Broker Check

How to Save Money on a Tight Budget

July 23, 2021

Question: I have a question about how to save money on a tight budget. My household is just me and my wife. We both work day jobs and she works a part time job as well, so we are pretty much living on a paycheck to paycheck basis. We are looking to put some money aside for both a vacation and household maintenance account. We haven't been on vacation in a few years and would like to have something to look forward to in summer. But we still have a lot of repairs to do around the house. Can you recommend a system to save money for these purposes?

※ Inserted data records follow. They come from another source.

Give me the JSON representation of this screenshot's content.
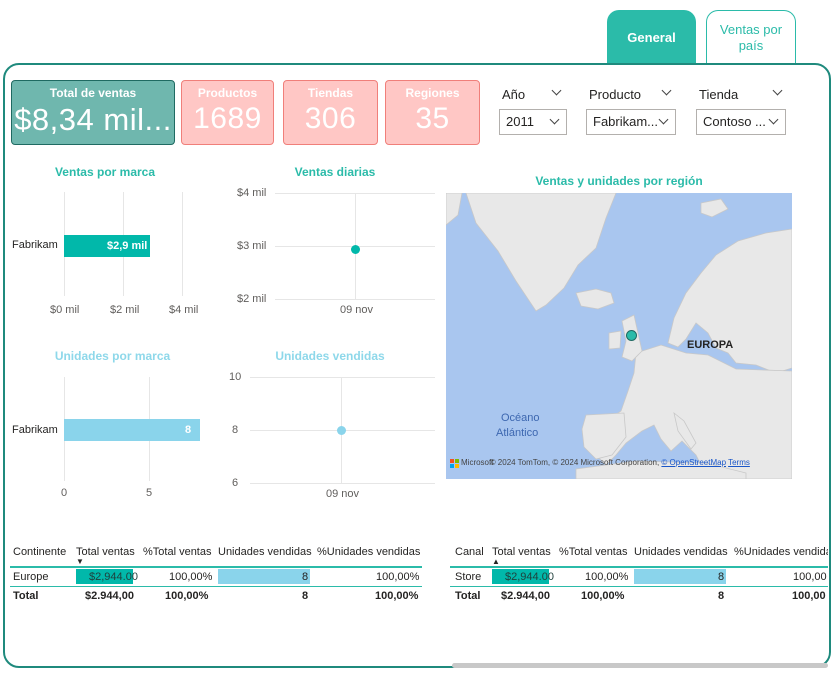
{
  "tabs": [
    {
      "label": "General"
    },
    {
      "label": "Ventas por país"
    }
  ],
  "kpis": {
    "total": {
      "label": "Total de ventas",
      "value": "$8,34 mil..."
    },
    "productos": {
      "label": "Productos",
      "value": "1689"
    },
    "tiendas": {
      "label": "Tiendas",
      "value": "306"
    },
    "regiones": {
      "label": "Regiones",
      "value": "35"
    }
  },
  "slicers": {
    "year": {
      "label": "Año",
      "value": "2011"
    },
    "product": {
      "label": "Producto",
      "value": "Fabrikam..."
    },
    "store": {
      "label": "Tienda",
      "value": "Contoso ..."
    }
  },
  "ventas_marca": {
    "title": "Ventas por marca",
    "category": "Fabrikam",
    "data_label": "$2,9 mil",
    "ticks": [
      "$0 mil",
      "$2 mil",
      "$4 mil"
    ],
    "chart_data": {
      "type": "bar",
      "categories": [
        "Fabrikam"
      ],
      "values": [
        2.9
      ],
      "xlim": [
        0,
        4
      ]
    }
  },
  "ventas_diarias": {
    "title": "Ventas diarias",
    "yticks": [
      "$4 mil",
      "$3 mil",
      "$2 mil"
    ],
    "xtick": "09 nov",
    "chart_data": {
      "type": "scatter",
      "x": [
        "09 nov"
      ],
      "y": [
        2.94
      ],
      "ylim": [
        2,
        4
      ]
    }
  },
  "map": {
    "title": "Ventas y unidades por región",
    "region_label": "EUROPA",
    "ocean_label_1": "Océano",
    "ocean_label_2": "Atlántico",
    "logo_text": "Microsoft",
    "attribution_1": "© 2024 TomTom, © 2024 Microsoft Corporation,",
    "attribution_link": "© OpenStreetMap",
    "attribution_terms": "Terms",
    "colors": {
      "water": "#a9c6ef",
      "land": "#e8e8e8",
      "marker": "#2bbba9"
    }
  },
  "unidades_marca": {
    "title": "Unidades por marca",
    "category": "Fabrikam",
    "data_label": "8",
    "ticks": [
      "0",
      "5"
    ],
    "chart_data": {
      "type": "bar",
      "categories": [
        "Fabrikam"
      ],
      "values": [
        8
      ],
      "xlim": [
        0,
        8
      ]
    }
  },
  "unidades_vendidas": {
    "title": "Unidades vendidas",
    "yticks": [
      "10",
      "8",
      "6"
    ],
    "xtick": "09 nov",
    "chart_data": {
      "type": "scatter",
      "x": [
        "09 nov"
      ],
      "y": [
        8
      ],
      "ylim": [
        6,
        10
      ]
    }
  },
  "table_continent": {
    "headers": [
      "Continente",
      "Total ventas",
      "%Total ventas",
      "Unidades vendidas",
      "%Unidades vendidas"
    ],
    "row": [
      "Europe",
      "$2,944.00",
      "100,00%",
      "8",
      "100,00%"
    ],
    "total": [
      "Total",
      "$2.944,00",
      "100,00%",
      "8",
      "100,00%"
    ]
  },
  "table_channel": {
    "headers": [
      "Canal",
      "Total ventas",
      "%Total ventas",
      "Unidades vendidas",
      "%Unidades vendidas"
    ],
    "row": [
      "Store",
      "$2,944.00",
      "100,00%",
      "8",
      "100,00"
    ],
    "total": [
      "Total",
      "$2.944,00",
      "100,00%",
      "8",
      "100,00"
    ]
  },
  "colors": {
    "accent": "#2bbba9",
    "kpi_main": "#6fb7ae",
    "kpi_pink": "#ffc7c5",
    "bar_teal": "#01b8aa",
    "bar_blue": "#8ad4eb"
  }
}
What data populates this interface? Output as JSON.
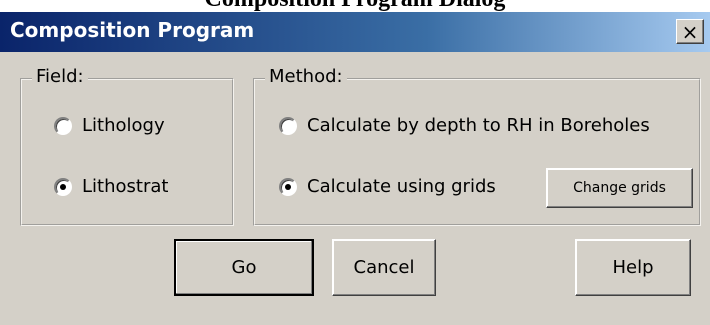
{
  "caption": "Composition Program Dialog",
  "window": {
    "title": "Composition Program",
    "close_glyph": "×"
  },
  "field_group": {
    "legend": "Field:",
    "options": [
      {
        "label": "Lithology",
        "checked": false
      },
      {
        "label": "Lithostrat",
        "checked": true
      }
    ]
  },
  "method_group": {
    "legend": "Method:",
    "options": [
      {
        "label": "Calculate by depth to RH in Boreholes",
        "checked": false
      },
      {
        "label": "Calculate using grids",
        "checked": true
      }
    ],
    "change_grids_label": "Change grids"
  },
  "buttons": {
    "go": "Go",
    "cancel": "Cancel",
    "help": "Help"
  }
}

Answer: The first step for you to do is to understand and identify your current income and expenses and write it down so you can determine what flexibility if any you have to save for both vacations and household maintenance. This process will help create your personal budget. The easier items to document of your personal budget are:

1) Fixed Income

  1. Earned income such as salary and wages. Note that you should use your net pay after deductions for federal and state taxes as well as Social Security and Medicare payroll taxes.
  2. Pension Income/Social Security – net after any tax withholding

2) Fixed expenses which can be divided into the following categories:

  1. Housing – Mortgage or rent, property taxes, homeowners insurance, maintenance and repairs and utilities
  2. Auto/Transportation – Auto loan or lease payment, gas, maintenance and repairs, auto insurance, parking, train, bus or other commuting costs.
  3. Food/Groceries
  4. Medical – Health Insurance, Prescription drugs, unreimbursed medical and dental
  5. Insurance – Life, Disability, Long-term Care, Umbrella or Excess Liability Insurance.
  6. Retirement savings – 401k, IRA
  7. Clothing
  8. Other Basic – Telephone, Personal care, dry cleaning

The items that are not so easy to document are the variable and discretionary income and expenses which include:

3) Variable Income – Bonuses, commissions, overtime, and tips. When estimating these items you should be conservative in your planning and try to use what you feel are the minimum amounts you expect, even if you plan for “zero” additional variable income. This approach will assist in helping to manage your expenses on more certain base income estimates. If you earn any variable income it will provide additional income to help meet your goals for now and in the future.

4) Variable or Discretionary Expenses which include:

  1. Entertainment and Dining Out
  2. Vacations & recreation
  3. Hobbies – tennis, golf, skiing etc.
  4. Family gifts – birthdays, holidays, special occasions
  5. Charitable gifts
  6. Miscellaneous purchases

Note that credit cards (as long as you pay them off each month) can provide a good source for documenting your spending as many offer monthly and year-end summaries of your spending by category and by month.

Now that you have identified your income and expenses and created your personal budget, it is one thing to write it down but it is another to execute it. Documenting your budget is the first step to determine if you have a projected monthly surplus or (deficit) cash flow. If you have a surplus this provides a target amount to start your savings for both your vacation and household maintenance account. If your budget reflects a deficit you need to examine if there is a way to increase your income (difficult to do) or what expenses can be decreased without creating unrealistic spending that will set your budget up for failure.

At a minimum your budget should be reviewed on a monthly basis to see how close you are to your plan and if there were any unusual items that may have derailed your goals and knocked you off –track.

If you are computer savvy and do most of your spending on credit cards and through on-line banking www.mint.com provides an on-line budgeting system for free that can download your transactions and categorize them for you.


If you do not want to use an on-line budgeting system then the old fashion notebook or envelope system make work for you. The Notebook system is where you write down in a notebook on a daily basis what your expenses were for the day and then total them for the month. The Envelope system is having a separate envelope for each category of expenses and place the expense receipt in the envelope each day that you will add up at the end of every month.

I often tell clients that one of the most important areas of their Financial Plan is to understand their Cash Flow and their sources and uses of their income and expenses. If you have a good understanding of your Cash Flow you have a much better chance of accomplishing your goals of establishing a vacation fund and household maintenance fund. As a dear friend and client who has since passed use to tell me “if your outflows exceed your inflows your upkeep becomes your downfall."